En plein boum de popularité lors du tournage, l'Aston Martin V8 imposait encore des délais de fabrication et de livraison abyssaux. La production n'eut alors d'autre choix que de se tourner vers le marché de l'occasion pour donner les premiers tours de manivelle !
Dans Tuer n'est pas Jouer, la Section Q voulait nous faire croire à l'impossible en transformant la Volante d'introduction en un coupé "hardtop" plus adéquat face au climat tchécoslovaque. Pourtant, derrière le quatrième mur, il s'agissait en réalité de trois authentiques V8 Oscar India (Série 4) classiques maquillées en Vantage Volante. L'une de ces voitures d'occasion fut utilisée telle quelle pour les plans avec James Bond à son bord. La seconde devint la voiture "cascades", et la troisième accueillit toutes les installations nécessaires pour faire apparaître et animer les gadgets à l'écran.

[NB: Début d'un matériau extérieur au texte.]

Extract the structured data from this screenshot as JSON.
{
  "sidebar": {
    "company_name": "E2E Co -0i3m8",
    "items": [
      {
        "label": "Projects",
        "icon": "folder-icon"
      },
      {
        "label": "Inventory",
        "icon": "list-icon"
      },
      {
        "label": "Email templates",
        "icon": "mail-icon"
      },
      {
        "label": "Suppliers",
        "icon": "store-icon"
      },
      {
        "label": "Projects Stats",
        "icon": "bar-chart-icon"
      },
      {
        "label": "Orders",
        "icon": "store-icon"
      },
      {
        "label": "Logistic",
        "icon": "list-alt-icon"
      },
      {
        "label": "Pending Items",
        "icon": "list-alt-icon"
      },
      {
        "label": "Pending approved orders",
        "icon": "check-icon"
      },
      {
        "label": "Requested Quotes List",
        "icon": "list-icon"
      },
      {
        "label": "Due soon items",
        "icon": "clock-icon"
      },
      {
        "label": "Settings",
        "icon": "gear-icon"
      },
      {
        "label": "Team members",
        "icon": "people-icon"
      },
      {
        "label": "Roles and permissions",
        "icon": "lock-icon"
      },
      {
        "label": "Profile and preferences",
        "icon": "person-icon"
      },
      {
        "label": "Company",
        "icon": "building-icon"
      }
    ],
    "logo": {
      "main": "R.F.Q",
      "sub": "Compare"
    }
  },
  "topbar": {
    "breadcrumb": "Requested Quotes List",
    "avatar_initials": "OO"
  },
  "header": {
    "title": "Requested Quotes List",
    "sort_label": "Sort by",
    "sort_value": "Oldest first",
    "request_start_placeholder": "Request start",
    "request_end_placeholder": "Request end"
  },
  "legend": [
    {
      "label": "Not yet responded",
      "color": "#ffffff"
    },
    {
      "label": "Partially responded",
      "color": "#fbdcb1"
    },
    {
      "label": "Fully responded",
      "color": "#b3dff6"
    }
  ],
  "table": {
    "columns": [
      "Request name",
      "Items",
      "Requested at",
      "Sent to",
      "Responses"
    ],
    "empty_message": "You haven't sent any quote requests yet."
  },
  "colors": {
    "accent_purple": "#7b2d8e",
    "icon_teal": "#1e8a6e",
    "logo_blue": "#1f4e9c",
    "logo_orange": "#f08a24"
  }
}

Le long métrage requit au total onze Aston Martin V8. La magie du montage et du maquillage aidant, huit d'entre elles n'étaient que des doublures en fibre de verre ou de simples châssis sur roues. Une nécessité d'autant plus indispensable que la mythique scène de poursuite en montagne fut en réalité tournée en Autriche, en plein hiver et par -30°C. Le froid mordant perturba alors bon nombre de gadgets nécessaires aux cascades, notamment le propulseur qui devait aider l'Aston Martin V8 à se lancer par-dessus une innocente cabane en bois.
S'il ne fut finalement qu'une petite pierre ajoutée à l'édifice de la saga James Bond, Tuer n'est pas Jouer marqua le renouveau officieux de la collaboration entre l'agent secret et Aston Martin. De GoldenEye à Mourir peut Attendre, le constructeur anglais a par la suite fait de ses voitures des partenaires récurrentes au point d'être aujourd'hui considérées comme indissociables de Monsieur Bond et ce, malgré l'incursion momentanée de BMW le temps de trois films. Hommage sera d'ailleurs rendu à l'Aston Martin V8 qui fait son grand retour à l'écran en 2021 dans le dernier épisode de la saga.